Her time at CAVS involved both a post-doctoral appointment and an appointment as an assistant research professor.  She continued to teach while at CAVS, which solidified her desire to both teach and perform research.  While the majority of her time was focused on research, she did work to develop methods for supervising undergraduate and graduate students in a lab setting, which is something that she hopes to be able to continue at YSU STEM.

Dr. Martin likes to interact with the students and really enjoys the opportunity to teach. The opportunity to come to YSU STEM, however, was no small feat! After deciding to move her home, she then had to figure out how to get her horse, Friday, from Mississippi to Youngstown. Without too much stress, both Friday and Dr. Martin made it across the country in August.

Over the course of the semester, Dr. Martin taught a senior level design class, Unit Operations 2. When she isn’t teaching, preparing her lab, or with Friday, Dr. Martin can normally be caught in Kilcawley Center grabbing a bite to eat or checking out YSU merchandise in the Bookstore.

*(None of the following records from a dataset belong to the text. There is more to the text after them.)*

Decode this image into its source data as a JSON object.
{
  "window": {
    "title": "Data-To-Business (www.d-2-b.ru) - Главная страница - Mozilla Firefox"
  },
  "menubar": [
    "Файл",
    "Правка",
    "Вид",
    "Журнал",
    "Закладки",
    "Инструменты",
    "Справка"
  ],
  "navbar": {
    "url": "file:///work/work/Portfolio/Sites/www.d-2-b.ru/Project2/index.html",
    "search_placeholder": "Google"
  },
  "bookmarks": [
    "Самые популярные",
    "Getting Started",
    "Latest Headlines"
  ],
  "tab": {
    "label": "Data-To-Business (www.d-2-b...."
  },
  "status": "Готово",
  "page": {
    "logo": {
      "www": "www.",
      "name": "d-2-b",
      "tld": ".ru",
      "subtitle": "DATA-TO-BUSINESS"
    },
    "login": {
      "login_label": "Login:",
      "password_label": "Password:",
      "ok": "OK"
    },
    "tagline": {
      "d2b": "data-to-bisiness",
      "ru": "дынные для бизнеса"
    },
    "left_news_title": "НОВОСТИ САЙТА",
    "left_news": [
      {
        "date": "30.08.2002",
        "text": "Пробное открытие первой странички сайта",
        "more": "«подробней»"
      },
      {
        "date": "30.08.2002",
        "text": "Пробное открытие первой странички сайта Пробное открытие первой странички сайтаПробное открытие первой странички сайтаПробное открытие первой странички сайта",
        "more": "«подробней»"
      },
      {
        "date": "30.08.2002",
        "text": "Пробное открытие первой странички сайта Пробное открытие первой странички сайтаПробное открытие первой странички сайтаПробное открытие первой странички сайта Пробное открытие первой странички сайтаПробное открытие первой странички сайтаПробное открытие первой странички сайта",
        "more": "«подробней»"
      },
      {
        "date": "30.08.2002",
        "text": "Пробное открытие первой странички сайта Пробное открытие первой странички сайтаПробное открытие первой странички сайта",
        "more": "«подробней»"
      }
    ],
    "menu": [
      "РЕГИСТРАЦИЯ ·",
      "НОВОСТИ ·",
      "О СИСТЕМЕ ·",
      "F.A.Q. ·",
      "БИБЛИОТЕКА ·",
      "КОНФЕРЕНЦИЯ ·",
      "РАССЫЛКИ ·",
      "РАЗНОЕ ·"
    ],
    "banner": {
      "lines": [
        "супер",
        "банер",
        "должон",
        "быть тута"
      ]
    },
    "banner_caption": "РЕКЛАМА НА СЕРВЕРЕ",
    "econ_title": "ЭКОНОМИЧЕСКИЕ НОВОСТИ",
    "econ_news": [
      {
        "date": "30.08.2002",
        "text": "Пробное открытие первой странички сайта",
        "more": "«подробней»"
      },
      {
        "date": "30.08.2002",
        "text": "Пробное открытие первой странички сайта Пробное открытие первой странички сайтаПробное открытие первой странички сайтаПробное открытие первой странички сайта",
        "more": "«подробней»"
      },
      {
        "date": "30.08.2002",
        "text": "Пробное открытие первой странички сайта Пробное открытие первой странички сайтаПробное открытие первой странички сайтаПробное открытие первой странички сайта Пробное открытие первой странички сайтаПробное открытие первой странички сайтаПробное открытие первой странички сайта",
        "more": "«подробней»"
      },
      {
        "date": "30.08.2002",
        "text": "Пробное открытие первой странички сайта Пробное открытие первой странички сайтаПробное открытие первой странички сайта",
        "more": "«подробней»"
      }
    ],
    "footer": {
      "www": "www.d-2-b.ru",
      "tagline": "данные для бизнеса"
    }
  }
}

This year, Dr. Martin will expand her research in corrosion at YSU. While at CAVS, Dr. Martin focused on saltwater corrosion of magnesium for use in the automotive industry.  Here, she will be focusing on microbial induced corrosion and salt induced corrosion, as it applies to mainly oil and gas pipelines, which are usually steel. In addition to her research, this spring semester, Dr. Martin will be teaching two courses: a sophomore level chemical engineering class, Energy Balances, and an elective course for sophomores and above, Materials and Corrosion.

Teaching these courses and doing her research may lead to what Dr. Martin hopes: a materials heavy background for students. Since YSU is in a materials rich area, the ability to have a materials rich background will help students in their future careers.